Fabio Teixeira/ZUMA Press Wire/d / DPA
MADRID 28 ago. (EUROPA PRESS) -
O presidente do Brasil e candidato à reeleição nas eleições de outubro, Luiz Inácio Lula da Silva (PT), garantiu que não intervirá para proteger seu filho Fabio caso seja constatado que ele cometeu algum crime no âmbito da investigação contra ele por suposta corrupção e tráfico de influências.
“Não faço parte do Ministério Público, não sou policial, não sou juiz.
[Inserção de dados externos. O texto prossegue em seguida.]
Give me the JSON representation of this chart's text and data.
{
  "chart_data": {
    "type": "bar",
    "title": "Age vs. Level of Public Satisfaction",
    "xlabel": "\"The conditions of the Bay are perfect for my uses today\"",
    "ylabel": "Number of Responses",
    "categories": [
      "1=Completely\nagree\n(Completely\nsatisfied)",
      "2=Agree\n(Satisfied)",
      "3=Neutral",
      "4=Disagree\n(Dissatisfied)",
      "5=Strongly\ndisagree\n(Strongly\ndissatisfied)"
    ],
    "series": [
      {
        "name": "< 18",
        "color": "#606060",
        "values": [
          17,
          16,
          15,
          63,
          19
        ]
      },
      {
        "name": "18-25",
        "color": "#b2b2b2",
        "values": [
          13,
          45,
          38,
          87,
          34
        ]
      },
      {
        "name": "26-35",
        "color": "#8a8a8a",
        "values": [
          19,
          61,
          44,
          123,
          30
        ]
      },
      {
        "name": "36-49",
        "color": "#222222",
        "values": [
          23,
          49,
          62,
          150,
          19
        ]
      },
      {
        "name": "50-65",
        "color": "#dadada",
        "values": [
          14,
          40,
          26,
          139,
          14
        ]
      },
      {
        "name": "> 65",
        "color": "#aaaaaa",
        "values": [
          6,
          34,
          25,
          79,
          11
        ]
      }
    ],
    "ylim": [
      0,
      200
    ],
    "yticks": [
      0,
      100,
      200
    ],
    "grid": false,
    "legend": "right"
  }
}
Se o Fabio cometeu algum crime, terá que arcar com as consequências como qualquer outro cidadão brasileiro”, afirmou durante uma entrevista concedida na noite de quinta-feira à Rede Globo.
No entanto, o presidente brasileiro destacou que “está certo” de que ele será declarado “inocente”. “Vamos esperar para ver o que acontece; a Presidência da República não fará absolutamente nada para proteger meu filho”, argumentou.
A Polícia Federal investiga uma suposta rede de tráfico de influências e corrupção centrada na empresária Roberta Luchsinger, suspeita de desviar verbas do Instituto Nacional do Seguro Social (INSS) e de irregularidades em contratos para o Ministério da Saúde, e que envolve o filho de Lula, 'Lulinha', bem como o empresário Antonio Carlos Camilo Antunes.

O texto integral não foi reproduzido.